= Patrick Douglas Baird =

Scottish glaciologist (1912–1984)

Patrick Douglas Baird (1912 – 1 January 1984) was a Scottish glaciologist who worked in the Canadian Arctic.

He was born the fourth son of Brigadier-General E.W.D. Baird of Caithness, Scotland and was educated at Edinburgh Academy and Corpus Christi College, Cambridge, graduating in Geology.

After working for some years as a geologist in Africa he joined the British-Canadian Arctic Expedition of Ō
1936-1939, working in Southampton Island, the Melville Peninsula and Baffin Island. In 1939 he crossed Bylot Island and sailed in the Hudson's Bay Company ship Nascopie to join the Royal Canadian Artillery. During the war he was concerned with paratrooper training in Scotland and with arctic and mountain warfare training back in Canada, rising to the rank of lieutenant-colonel. He achieved a measure of celebrity status in 1945/1946 when he successfully led the main party in "Exercise Muskox" on a 3400-mile expedition around the Canadian Arctic from Churchill via Victoria Island and Coppermine to the Peace River.
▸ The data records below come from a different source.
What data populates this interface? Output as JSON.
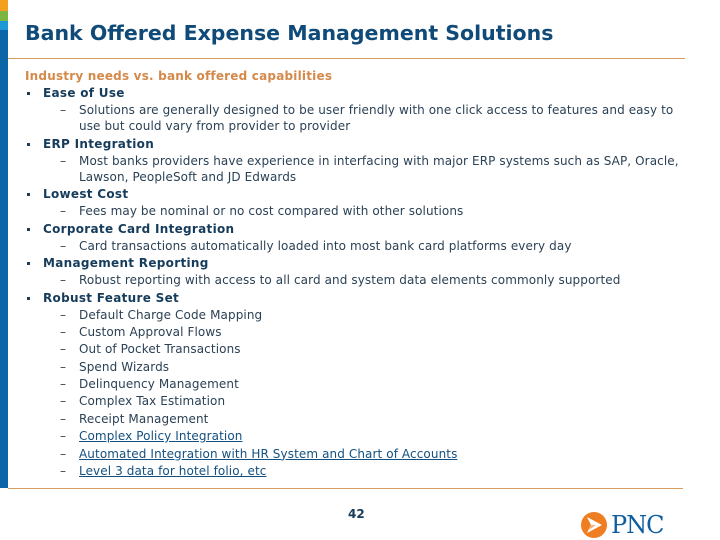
{
  "slide": {
    "title": "Bank Offered Expense Management Solutions",
    "subheading": "Industry needs vs. bank offered capabilities",
    "page_number": "42",
    "brand": {
      "name": "PNC",
      "colors": {
        "title": "#0f4a78",
        "subheading": "#d4894a",
        "rule": "#d89c5c",
        "sidebar_orange": "#f3a01f",
        "sidebar_green": "#7bb642",
        "sidebar_light_blue": "#1f98d6",
        "sidebar_blue": "#0b65a7",
        "logo_orange": "#ef7d22",
        "logo_blue": "#0f5fa0"
      }
    },
    "sections": [
      {
        "heading": "Ease of Use",
        "details": [
          "Solutions are generally designed to be user friendly with one click access to features and easy to use but could vary from provider to provider"
        ]
      },
      {
        "heading": "ERP Integration",
        "details": [
          "Most banks providers have experience in interfacing with major ERP systems such as SAP, Oracle, Lawson, PeopleSoft and JD Edwards"
        ]
      },
      {
        "heading": "Lowest Cost",
        "details": [
          "Fees may be nominal or no cost compared with other solutions"
        ]
      },
      {
        "heading": "Corporate Card Integration",
        "details": [
          "Card transactions automatically loaded into most bank card platforms every day"
        ]
      },
      {
        "heading": "Management Reporting",
        "details": [
          "Robust reporting with access to all card and system data elements commonly supported"
        ]
      },
      {
        "heading": "Robust Feature Set",
        "features": [
          {
            "label": "Default Charge Code Mapping",
            "link": false
          },
          {
            "label": "Custom Approval Flows",
            "link": false
          },
          {
            "label": "Out of Pocket Transactions",
            "link": false
          },
          {
            "label": "Spend Wizards",
            "link": false
          },
          {
            "label": "Delinquency Management",
            "link": false
          },
          {
            "label": "Complex Tax Estimation",
            "link": false
          },
          {
            "label": "Receipt Management",
            "link": false
          },
          {
            "label": "Complex Policy Integration",
            "link": true
          },
          {
            "label": "Automated Integration with HR System and Chart of Accounts",
            "link": true
          },
          {
            "label": "Level 3 data for hotel folio, etc",
            "link": true
          }
        ]
      }
    ],
    "glyphs": {
      "bullet": "▪",
      "dash": "–"
    }
  }
}
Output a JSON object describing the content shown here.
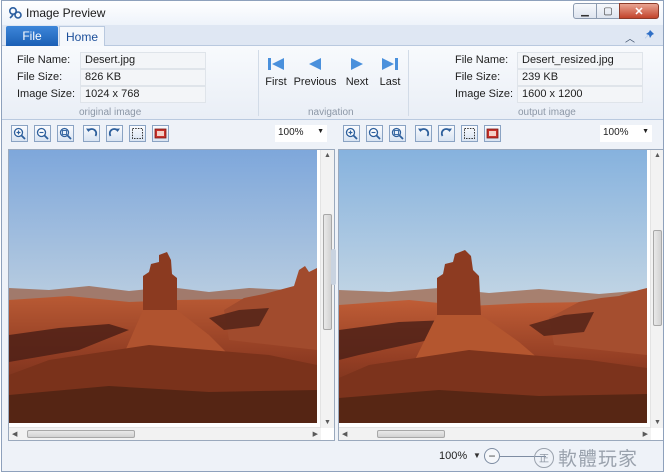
{
  "window": {
    "title": "Image Preview"
  },
  "tabs": {
    "file": "File",
    "home": "Home"
  },
  "original": {
    "group_label": "original image",
    "file_name_label": "File Name:",
    "file_name": "Desert.jpg",
    "file_size_label": "File Size:",
    "file_size": "826 KB",
    "image_size_label": "Image Size:",
    "image_size": "1024 x 768"
  },
  "navigation": {
    "group_label": "navigation",
    "first": "First",
    "previous": "Previous",
    "next": "Next",
    "last": "Last"
  },
  "output": {
    "group_label": "output image",
    "file_name_label": "File Name:",
    "file_name": "Desert_resized.jpg",
    "file_size_label": "File Size:",
    "file_size": "239 KB",
    "image_size_label": "Image Size:",
    "image_size": "1600 x 1200"
  },
  "left_pane": {
    "zoom": "100%"
  },
  "right_pane": {
    "zoom": "100%"
  },
  "statusbar": {
    "zoom": "100%",
    "watermark": "軟體玩家",
    "watermark_mark": "正"
  },
  "colors": {
    "file_tab": "#1b5fb5",
    "nav_icon": "#4a90dc",
    "sky_top": "#7fa8dc",
    "rock": "#a8462a"
  },
  "icons": [
    "app-icon",
    "pin-icon",
    "zoom-in-icon",
    "zoom-out-icon",
    "zoom-fit-icon",
    "rotate-left-icon",
    "rotate-right-icon",
    "select-icon",
    "compare-icon"
  ]
}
In 1946 he was appointed chief of the Arctic Section of the Canadian Defence Research Board and the following year made Director of the Montreal Office of the Arctic Institute of North America, an organisation established to improve Canadian scientific and technical expertise in the Arctic. During his time there he organised and led two major expeditions to Baffin Island, one in 1950 to the Barnes Ice Cap region and one in 1953 to the Pangnirtung Pass and Penny Highlands area, which carried out the first glaciological investigations in the Canadian Arctic. Baird became an acknowledged authority on mountain glacier research and arctic mountaineering.

In 1954 he returned to his native Scotland to work for five years as a senior research fellow in Geography at the University of Aberdeen. Whilst there he started to write his book The Polar World which was later published in 1964.

In 1959 he returned to Canada as director of the Gault Estate of McGill University, a 2,600-acre property at Mont-St-Hilaire, Quebec, and as supervisor of Northern Field Studies in the Department of Geography. In 1952 he was awarded the Founder's Medal of the Royal Geographical Society for "his explorations in the Canadian Arctic". Other awards included the Bruce Memorial Medal of the Royal Society of Edinburgh and a Queen Elizabeth II Coronation Medal.

He died in Ottawa in 1984. He had married twice, to Gillian Margaret Warren, with whom he had a son and three daughters and to Geneva Adair Jackson of Montreal. The Baird Peninsula of Baffin Island is named after him.

==Archives==
There is a Patrick Douglas Baird fonds at Library and Archives Canada. Archival reference number is R5346.